Em Porto Alegre Dilma pedala na zona Sul. Presidente afastada pode ficar na Capital gaúcha até terça-feira Dilma Rousseff pedala pela orla do Guaíba. Foto: Lucas Rivas/Rádio Guaíba

Em Porto Alegre Dilma pedala na zona Sul. Presidente afastada pode ficar na Capital gaúcha até terça-feira

A presidente afastada Dilma Rousseff (PT) que chegou a Porto Alegre na noite passada já realiza seus exercícios matinais.  Agora pela manhã, ela deixou de carro a residência na Zona Sul da Capital e seguiu para o Centro da Cidade de onde retornou para casa de bicicleta acompanhada por seguranças. Dilma chegou a Porto Alegre por volta das 23 horas, da noite passada. A bordo de um jato Legacy, da Força Aérea Brasileira, ela desembarcou após as 21h, na Base Aérea de Canoas. Dilma passa o fim de semana com a filha, Paula, e os netos, podendo permanecer na Capital até a próxima terça-feira.

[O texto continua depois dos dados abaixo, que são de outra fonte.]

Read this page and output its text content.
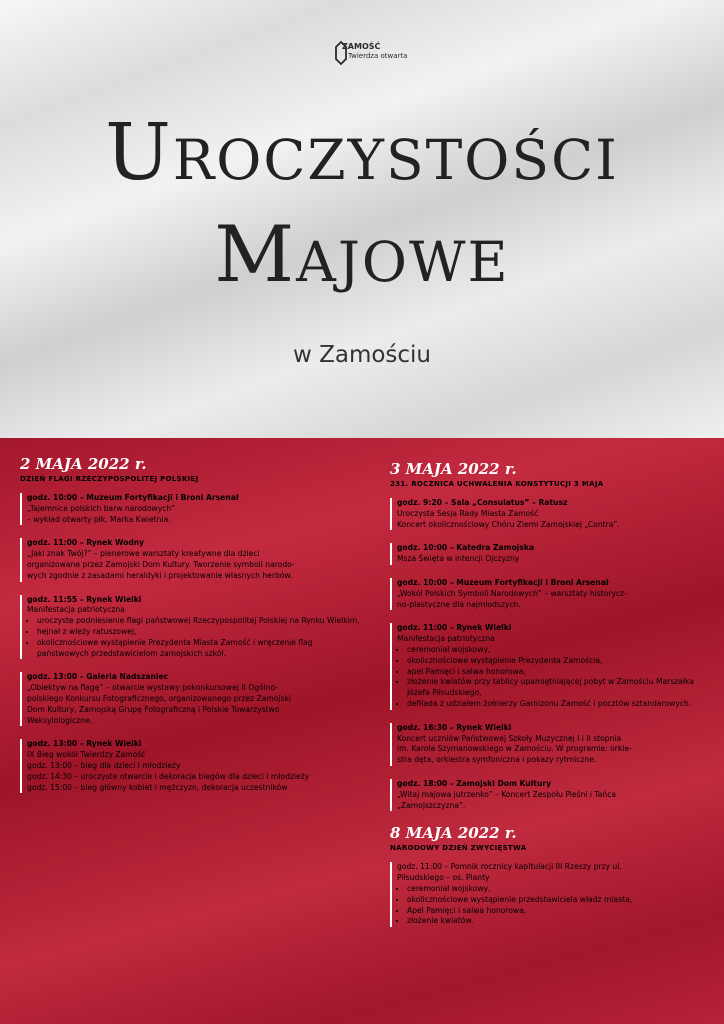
ZAMOŚĆ
Twierdza otwarta
Uroczystości
Majowe
w Zamościu

2 MAJA 2022 r.

DZIEŃ FLAGI RZECZYPOSPOLITEJ POLSKIEJ

godz. 10:00 – Muzeum Fortyfikacji i Broni Arsenał
„Tajemnice polskich barw narodowych”
– wykład otwarty płk. Marka Kwietnia.
godz. 11:00 – Rynek Wodny
„Jaki znak Twój?” – plenerowe warsztaty kreatywne dla dzieci
organizowane przez Zamojski Dom Kultury. Tworzenie symboli narodo-
wych zgodnie z zasadami heraldyki i projektowanie własnych herbów.
godz. 11:55 – Rynek Wielki
Manifestacja patriotyczna
• uroczyste podniesienie flagi państwowej Rzeczypospolitej Polskiej na Rynku Wielkim,
• hejnał z wieży ratuszowej,
• okolicznościowe wystąpienie Prezydenta Miasta Zamość i wręczenie flag państwowych przedstawicielom zamojskich szkół.
godz. 13:00 – Galeria Nadszaniec
„Obiektyw na flagę” – otwarcie wystawy pokonkursowej II Ogólno-
polskiego Konkursu Fotograficznego, organizowanego przez Zamojski
Dom Kultury, Zamojską Grupę Fotograficzną i Polskie Towarzystwo
Weksylologiczne.
godz. 13:00 – Rynek Wielki
IX Bieg wokół Twierdzy Zamość
godz. 13:00 – bieg dla dzieci i młodzieży
godz. 14:30 – uroczyste otwarcie i dekoracja biegów dla dzieci i młodzieży
godz. 15:00 – bieg główny kobiet i mężczyzn, dekoracja uczestników

3 MAJA 2022 r.

231. ROCZNICA UCHWALENIA KONSTYTUCJI 3 MAJA

godz. 9:20 – Sala „Consulatus” – Ratusz
Uroczysta Sesja Rady Miasta Zamość
Koncert okolicznościowy Chóru Ziemi Zamojskiej „Contra”.
godz. 10:00 – Katedra Zamojska
Msza Święta w intencji Ojczyzny
godz. 10:00 – Muzeum Fortyfikacji i Broni Arsenał
„Wokół Polskich Symboli Narodowych” – warsztaty historycz-
no-plastyczne dla najmłodszych.
godz. 11:00 – Rynek Wielki
Manifestacja patriotyczna
• ceremoniał wojskowy,
• okolicznościowe wystąpienie Prezydenta Zamościa,
• apel Pamięci i salwa honorowa,
• złożenie kwiatów przy tablicy upamiętniającej pobyt w Zamościu Marszałka Józefa Piłsudskiego,
• defilada z udziałem żołnierzy Garnizonu Zamość i pocztów sztandarowych.
godz. 16:30 – Rynek Wielki
Koncert uczniów Państwowej Szkoły Muzycznej I i II stopnia
im. Karola Szymanowskiego w Zamościu. W programie: orkie-
stra dęta, orkiestra symfoniczna i pokazy rytmiczne.
godz. 18:00 – Zamojski Dom Kultury
„Witaj majowa jutrzenko” – Koncert Zespołu Pieśni i Tańca
„Zamojszczyzna”.

8 MAJA 2022 r.

NARODOWY DZIEŃ ZWYCIĘSTWA

godz. 11:00 – Pomnik rocznicy kapitulacji III Rzeszy przy ul.
Piłsudskiego – os. Planty
• ceremoniał wojskowy,
• okolicznościowe wystąpienie przedstawiciela władz miasta,
• Apel Pamięci i salwa honorowa,
• złożenie kwiatów.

À tarde, Dilma concedeu uma entrevista coletiva a órgãos de imprensa convidados, no Palácio da Alvorada (residência oficial do presidente da República), e protelou a viagem a Porto Alegre porque decidiu atender a imprensa internacional, até o fim da tarde. Em uma das entrevistas, de cerca de 45 minutos, ela criticou a ausência de mulheres e negros no Ministério do presidente interino Michel Temer (PMDB). “A questão de gênero é democrática, fundamental num País em que a maioria, mais de 50% são mulheres”, disse. Dilma também expressou confiança de que vai ter sucesso no julgamento do impeachment no Senado. Ela reiterou, ainda, que vai viajar, para onde for convidada, a fim de defender o mandato.

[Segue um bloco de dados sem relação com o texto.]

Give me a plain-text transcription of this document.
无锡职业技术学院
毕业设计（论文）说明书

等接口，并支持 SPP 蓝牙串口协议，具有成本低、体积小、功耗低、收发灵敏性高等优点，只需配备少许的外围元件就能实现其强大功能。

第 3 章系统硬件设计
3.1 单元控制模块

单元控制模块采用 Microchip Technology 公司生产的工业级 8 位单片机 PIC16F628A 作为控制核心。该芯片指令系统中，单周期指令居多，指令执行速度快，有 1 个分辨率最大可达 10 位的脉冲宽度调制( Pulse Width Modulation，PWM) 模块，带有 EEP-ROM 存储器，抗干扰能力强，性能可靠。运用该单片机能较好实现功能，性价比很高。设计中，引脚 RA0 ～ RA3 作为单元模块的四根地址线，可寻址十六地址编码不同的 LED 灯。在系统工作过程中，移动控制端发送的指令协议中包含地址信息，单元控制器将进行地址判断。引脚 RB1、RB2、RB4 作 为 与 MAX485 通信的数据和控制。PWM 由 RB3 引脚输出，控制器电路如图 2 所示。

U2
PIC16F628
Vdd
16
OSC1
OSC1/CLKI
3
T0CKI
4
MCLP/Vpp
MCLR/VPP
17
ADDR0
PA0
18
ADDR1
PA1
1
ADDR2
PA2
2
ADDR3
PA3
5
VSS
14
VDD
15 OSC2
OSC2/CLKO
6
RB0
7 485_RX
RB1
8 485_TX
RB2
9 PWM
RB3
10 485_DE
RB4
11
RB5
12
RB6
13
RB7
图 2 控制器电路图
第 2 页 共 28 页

A permanência de Dilma em Porto Alegre deve anteceder uma série de viagens dela pelo Brasil e exterior denunciando a ilegitimidade do processo de impeachment. A presidente usou o Legacy porque perdeu o direito a utilizar o Airbus presidencial, desde ontem à disposição do presidente em exercício.

Além do transporte oficial (com avião e helicóptero da FAB e os carros oficiais), a presidente pode manter, enquanto estiver afastada, salário integral, o uso do Palácio do Alvorada, segurança pessoal, assistência saúde e a equipe de assessoria do gabinete pessoal. Os direitos de Dilma foram definidos e anunciados pelo presidente do Senado, Renan Calheiros.

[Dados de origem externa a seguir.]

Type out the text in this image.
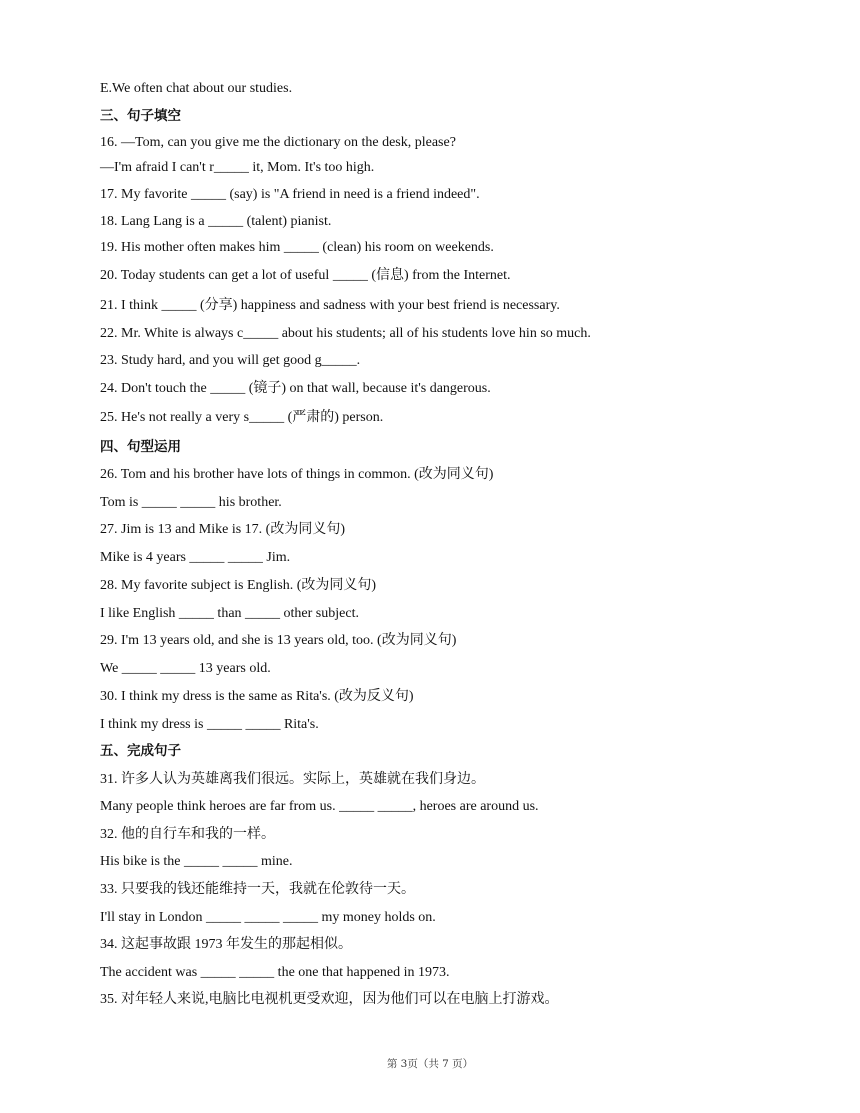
E.We often chat about our studies.
三、句子填空
16. —Tom, can you give me the dictionary on the desk, please?
—I'm afraid I can't r_____ it, Mom. It's too high.
17. My favorite _____ (say) is "A friend in need is a friend indeed".
18. Lang Lang is a _____ (talent) pianist.
19. His mother often makes him _____ (clean) his room on weekends.
20. Today students can get a lot of useful _____ (信息) from the Internet.
21. I think _____ (分享) happiness and sadness with your best friend is necessary.
22. Mr. White is always c_____ about his students; all of his students love hin so much.
23. Study hard, and you will get good g_____.
24. Don't touch the _____ (镜子) on that wall, because it's dangerous.
25. He's not really a very s_____ (严肃的) person.
四、句型运用
26. Tom and his brother have lots of things in common. (改为同义句)
Tom is _____ _____ his brother.
27. Jim is 13 and Mike is 17. (改为同义句)
Mike is 4 years _____ _____ Jim.
28. My favorite subject is English. (改为同义句)
I like English _____ than _____ other subject.
29. I'm 13 years old, and she is 13 years old, too. (改为同义句)
We _____ _____ 13 years old.
30. I think my dress is the same as Rita's. (改为反义句)
I think my dress is _____ _____ Rita's.
五、完成句子
31. 许多人认为英雄离我们很远。实际上，英雄就在我们身边。
Many people think heroes are far from us. _____ _____, heroes are around us.
32. 他的自行车和我的一样。
His bike is the _____ _____ mine.
33. 只要我的钱还能维持一天，我就在伦敦待一天。
I'll stay in London _____ _____ _____ my money holds on.
34. 这起事故跟 1973 年发生的那起相似。
The accident was _____ _____ the one that happened in 1973.
35. 对年轻人来说,电脑比电视机更受欢迎，因为他们可以在电脑上打游戏。
第 3页（共 7 页）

Ontem, após fazer dois discursos em que defendeu estar sendo injustiçada e vítima de um “golpe”, ela se despediu dos manifestantes que foram ao Palácio do Planalto e se dirigiu ao Palácio da Alvorada, residência oficial e onde vai continuar morando até que o Senado julgue se ela cometeu crime de responsabilidade ou não.

Após ser notificada pelo presidente do Supremo Tribunal Federal, Ricardo Lewandowski, ela vai ter prazo de 20 dias corridos para apresentar a defesa. ( Rádio Guaíba e TV Record)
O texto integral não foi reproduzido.